Rapid Boost in Hyperbaric Therapy for Diabetics – Medicare deters Overuse

Hyperbaric Therapy for Diabetics

Many diabetic patients with obstinate wounds are given hyperbaric treatment for recovery. However, Medicare is seen deterring the overuse of this therapy as some specialists are questioning its efficacy in healing diabetic wounds. Hyperbaric therapy involves pumping pure oxygen in the pressurized air chamber of a diabetic patient for two hours every weekday. The process is often as long as a month. 20 such sessions can get $9000 as revenue to the hospital.

Villages hospital serves a retirement community in Florida that supplied considerable number of hyperbaric patients to another hospital close by.

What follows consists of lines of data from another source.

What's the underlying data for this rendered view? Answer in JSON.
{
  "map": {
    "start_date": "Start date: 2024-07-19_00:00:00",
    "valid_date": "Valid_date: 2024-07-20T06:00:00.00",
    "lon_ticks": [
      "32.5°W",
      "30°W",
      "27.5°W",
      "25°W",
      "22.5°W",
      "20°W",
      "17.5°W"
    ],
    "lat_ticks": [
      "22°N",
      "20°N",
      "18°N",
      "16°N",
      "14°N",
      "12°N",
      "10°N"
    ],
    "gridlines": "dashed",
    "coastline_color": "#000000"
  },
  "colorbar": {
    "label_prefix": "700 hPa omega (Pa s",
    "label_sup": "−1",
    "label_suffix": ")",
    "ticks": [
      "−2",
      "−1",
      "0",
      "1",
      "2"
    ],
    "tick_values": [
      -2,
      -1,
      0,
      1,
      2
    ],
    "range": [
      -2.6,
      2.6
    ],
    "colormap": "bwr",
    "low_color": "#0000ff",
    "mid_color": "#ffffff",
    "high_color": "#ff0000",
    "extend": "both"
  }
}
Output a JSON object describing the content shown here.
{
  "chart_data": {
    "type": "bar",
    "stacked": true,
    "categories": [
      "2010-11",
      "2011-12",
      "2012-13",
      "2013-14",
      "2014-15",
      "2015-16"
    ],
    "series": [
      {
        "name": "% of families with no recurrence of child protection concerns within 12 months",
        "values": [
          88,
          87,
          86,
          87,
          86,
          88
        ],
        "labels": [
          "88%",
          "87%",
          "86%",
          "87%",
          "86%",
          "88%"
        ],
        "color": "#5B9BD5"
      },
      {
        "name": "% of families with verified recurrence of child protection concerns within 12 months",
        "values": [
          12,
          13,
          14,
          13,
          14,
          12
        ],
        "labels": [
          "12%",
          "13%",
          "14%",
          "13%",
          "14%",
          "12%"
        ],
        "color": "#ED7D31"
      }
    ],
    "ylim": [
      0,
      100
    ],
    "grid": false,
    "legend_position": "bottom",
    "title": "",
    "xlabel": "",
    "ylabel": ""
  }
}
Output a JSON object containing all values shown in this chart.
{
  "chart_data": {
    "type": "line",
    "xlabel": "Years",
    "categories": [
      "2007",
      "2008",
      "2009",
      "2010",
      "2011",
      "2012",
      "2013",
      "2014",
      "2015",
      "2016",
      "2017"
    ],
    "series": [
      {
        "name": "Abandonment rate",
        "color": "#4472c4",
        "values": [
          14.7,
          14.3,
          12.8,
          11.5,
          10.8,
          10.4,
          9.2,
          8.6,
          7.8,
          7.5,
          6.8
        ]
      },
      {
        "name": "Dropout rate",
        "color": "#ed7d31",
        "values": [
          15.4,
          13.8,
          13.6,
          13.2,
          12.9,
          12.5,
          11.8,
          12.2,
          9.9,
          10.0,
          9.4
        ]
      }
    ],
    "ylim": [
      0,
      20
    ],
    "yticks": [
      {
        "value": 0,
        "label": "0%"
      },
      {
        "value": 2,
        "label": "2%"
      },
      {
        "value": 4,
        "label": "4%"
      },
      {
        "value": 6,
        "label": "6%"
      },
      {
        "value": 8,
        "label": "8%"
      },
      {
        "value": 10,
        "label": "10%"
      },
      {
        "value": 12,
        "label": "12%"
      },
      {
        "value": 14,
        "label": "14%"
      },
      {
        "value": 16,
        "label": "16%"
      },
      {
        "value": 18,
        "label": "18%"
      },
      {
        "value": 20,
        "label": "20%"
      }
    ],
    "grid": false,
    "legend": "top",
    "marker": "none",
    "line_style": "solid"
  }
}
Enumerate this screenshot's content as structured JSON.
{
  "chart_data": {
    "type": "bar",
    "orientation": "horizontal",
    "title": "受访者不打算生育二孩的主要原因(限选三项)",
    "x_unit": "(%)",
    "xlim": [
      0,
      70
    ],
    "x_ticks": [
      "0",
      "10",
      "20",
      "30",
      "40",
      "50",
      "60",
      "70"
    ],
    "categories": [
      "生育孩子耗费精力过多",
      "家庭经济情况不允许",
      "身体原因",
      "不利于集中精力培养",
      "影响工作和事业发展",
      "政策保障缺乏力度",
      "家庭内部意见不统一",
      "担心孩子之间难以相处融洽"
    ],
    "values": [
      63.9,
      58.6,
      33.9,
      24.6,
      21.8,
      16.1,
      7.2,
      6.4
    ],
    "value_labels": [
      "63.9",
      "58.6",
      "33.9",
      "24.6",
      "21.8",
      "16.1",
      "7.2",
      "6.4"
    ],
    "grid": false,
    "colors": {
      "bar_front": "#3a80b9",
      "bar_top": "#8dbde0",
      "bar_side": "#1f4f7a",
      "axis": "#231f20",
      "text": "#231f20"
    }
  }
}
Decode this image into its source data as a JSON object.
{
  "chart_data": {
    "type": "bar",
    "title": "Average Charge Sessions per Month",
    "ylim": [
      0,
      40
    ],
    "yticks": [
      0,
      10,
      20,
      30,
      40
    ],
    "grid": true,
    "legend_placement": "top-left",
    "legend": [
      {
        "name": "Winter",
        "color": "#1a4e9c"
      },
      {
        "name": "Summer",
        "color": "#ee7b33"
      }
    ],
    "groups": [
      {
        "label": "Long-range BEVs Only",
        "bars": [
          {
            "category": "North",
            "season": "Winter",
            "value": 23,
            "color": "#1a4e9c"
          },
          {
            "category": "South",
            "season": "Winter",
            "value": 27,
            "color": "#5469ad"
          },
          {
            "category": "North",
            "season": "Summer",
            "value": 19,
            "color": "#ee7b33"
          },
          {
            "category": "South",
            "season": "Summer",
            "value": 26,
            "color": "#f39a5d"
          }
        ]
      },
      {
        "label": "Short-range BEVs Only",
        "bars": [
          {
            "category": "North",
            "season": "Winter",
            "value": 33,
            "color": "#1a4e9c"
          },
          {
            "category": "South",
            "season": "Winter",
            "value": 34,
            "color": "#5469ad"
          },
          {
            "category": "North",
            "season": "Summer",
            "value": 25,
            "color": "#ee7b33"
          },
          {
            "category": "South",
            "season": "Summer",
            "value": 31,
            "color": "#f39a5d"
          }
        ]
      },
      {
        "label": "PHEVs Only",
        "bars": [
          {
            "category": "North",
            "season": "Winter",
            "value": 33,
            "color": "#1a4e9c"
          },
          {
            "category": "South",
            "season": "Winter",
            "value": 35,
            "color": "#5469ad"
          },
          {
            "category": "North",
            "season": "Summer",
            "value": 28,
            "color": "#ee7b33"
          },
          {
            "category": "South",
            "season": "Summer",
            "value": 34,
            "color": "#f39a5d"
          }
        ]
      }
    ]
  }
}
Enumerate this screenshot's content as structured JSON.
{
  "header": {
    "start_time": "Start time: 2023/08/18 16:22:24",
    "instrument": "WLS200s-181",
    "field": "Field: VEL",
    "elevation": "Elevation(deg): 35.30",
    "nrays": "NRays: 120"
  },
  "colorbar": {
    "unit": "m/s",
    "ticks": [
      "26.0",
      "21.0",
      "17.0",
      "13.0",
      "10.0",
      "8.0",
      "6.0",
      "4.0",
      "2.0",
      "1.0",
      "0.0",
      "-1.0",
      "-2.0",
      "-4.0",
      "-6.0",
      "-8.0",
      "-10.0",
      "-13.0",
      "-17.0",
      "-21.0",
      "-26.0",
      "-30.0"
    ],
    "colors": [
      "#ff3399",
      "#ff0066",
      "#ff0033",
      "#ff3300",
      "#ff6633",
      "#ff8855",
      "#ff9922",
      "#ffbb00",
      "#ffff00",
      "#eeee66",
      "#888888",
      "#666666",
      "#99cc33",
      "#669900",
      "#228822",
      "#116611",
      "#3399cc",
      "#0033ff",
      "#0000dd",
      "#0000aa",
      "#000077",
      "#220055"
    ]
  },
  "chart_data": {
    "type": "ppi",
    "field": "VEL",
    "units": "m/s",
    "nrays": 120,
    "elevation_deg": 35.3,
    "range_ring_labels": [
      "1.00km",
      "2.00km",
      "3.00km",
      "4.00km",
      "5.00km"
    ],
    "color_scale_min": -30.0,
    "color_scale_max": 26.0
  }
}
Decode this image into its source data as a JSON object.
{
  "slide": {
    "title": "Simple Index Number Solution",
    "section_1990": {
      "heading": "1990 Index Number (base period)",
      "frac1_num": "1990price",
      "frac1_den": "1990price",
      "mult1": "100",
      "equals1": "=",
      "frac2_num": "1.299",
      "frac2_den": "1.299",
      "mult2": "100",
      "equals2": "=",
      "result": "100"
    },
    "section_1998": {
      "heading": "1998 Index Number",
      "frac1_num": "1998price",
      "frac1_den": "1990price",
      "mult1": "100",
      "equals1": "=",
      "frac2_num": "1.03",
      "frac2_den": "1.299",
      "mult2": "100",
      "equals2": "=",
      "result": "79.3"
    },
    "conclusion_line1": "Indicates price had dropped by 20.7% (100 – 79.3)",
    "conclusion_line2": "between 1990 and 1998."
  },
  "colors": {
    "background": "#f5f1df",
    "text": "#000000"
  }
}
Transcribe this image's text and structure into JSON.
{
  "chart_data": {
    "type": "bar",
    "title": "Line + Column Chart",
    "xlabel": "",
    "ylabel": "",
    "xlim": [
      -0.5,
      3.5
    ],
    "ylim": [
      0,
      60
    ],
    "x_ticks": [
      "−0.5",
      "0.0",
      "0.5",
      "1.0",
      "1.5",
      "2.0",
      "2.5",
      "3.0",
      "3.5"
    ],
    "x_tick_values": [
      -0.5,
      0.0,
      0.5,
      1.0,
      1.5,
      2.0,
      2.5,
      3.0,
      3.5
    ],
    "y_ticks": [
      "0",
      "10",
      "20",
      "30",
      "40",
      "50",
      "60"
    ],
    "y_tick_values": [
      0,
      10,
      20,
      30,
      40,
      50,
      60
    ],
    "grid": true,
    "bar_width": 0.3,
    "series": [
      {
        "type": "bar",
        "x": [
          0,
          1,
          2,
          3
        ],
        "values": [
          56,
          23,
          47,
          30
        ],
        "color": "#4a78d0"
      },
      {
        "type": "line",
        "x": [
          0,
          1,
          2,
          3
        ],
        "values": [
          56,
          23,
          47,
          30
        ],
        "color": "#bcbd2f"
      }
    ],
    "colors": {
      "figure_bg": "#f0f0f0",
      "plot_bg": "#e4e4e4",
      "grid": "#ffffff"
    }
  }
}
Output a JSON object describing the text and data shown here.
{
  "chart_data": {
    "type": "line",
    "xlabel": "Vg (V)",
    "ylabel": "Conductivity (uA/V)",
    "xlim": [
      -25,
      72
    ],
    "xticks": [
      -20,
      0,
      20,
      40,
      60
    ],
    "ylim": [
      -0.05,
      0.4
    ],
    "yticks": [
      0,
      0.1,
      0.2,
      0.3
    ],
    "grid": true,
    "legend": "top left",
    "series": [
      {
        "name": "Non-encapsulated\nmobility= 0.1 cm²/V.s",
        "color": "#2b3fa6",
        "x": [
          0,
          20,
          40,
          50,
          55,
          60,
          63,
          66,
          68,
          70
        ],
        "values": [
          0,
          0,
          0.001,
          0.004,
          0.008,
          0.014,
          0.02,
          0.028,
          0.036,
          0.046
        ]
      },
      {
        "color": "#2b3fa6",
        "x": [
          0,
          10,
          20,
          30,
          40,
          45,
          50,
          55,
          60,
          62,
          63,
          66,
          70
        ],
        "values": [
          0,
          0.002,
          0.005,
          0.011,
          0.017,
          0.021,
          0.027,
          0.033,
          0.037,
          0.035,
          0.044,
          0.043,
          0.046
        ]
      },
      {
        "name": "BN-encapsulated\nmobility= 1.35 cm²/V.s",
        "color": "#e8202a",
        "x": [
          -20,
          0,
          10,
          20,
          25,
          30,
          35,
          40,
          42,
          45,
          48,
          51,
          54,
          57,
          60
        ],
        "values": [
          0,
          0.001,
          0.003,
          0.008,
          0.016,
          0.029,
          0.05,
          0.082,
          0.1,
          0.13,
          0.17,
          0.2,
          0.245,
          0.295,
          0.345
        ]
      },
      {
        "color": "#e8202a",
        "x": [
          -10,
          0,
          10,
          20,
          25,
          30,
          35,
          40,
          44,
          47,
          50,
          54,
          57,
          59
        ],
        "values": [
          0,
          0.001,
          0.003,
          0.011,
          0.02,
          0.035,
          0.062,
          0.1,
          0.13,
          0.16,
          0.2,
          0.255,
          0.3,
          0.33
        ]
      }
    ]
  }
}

The hospital management team know their patients favored their appointments as it is close to their residence.

Todd Powell, supervisor for the therapy at Villages hospital said “Wound care was a service line we saw as low-hanging fruit.”

Several hospitals agreed with the fact resulting in 1,300 hospitals in the US installing hyperbaric facilities. Medicare- the most renowned hyperbaric service payer- flagged signs of overuse of this therapy in some areas of the country. However, the officials from Medicare refused to comment on this.

The ADA (American Diabetes Association) is not favoring or recommending the treatment to its citizen. The ADA committee formed of specialists in diabetes scrutinized the research a year ago and came to a conclusion that there wasn’t enough data to prove the effectiveness of the therapy and support its usage.

Some diabetes specialists also said that increased use of hyperbaric therapy for diabetic wounds should owe more to hospital’s hunt for Medicare income than to the value of treatment.

“The science remains poor to support its use, but it is being widely used [in the United States], and one possible explanation to this may be related to reimbursement,” said Dr. Andrew Boulton, who is a globally acknowledged expertise in hyperbaric therapy.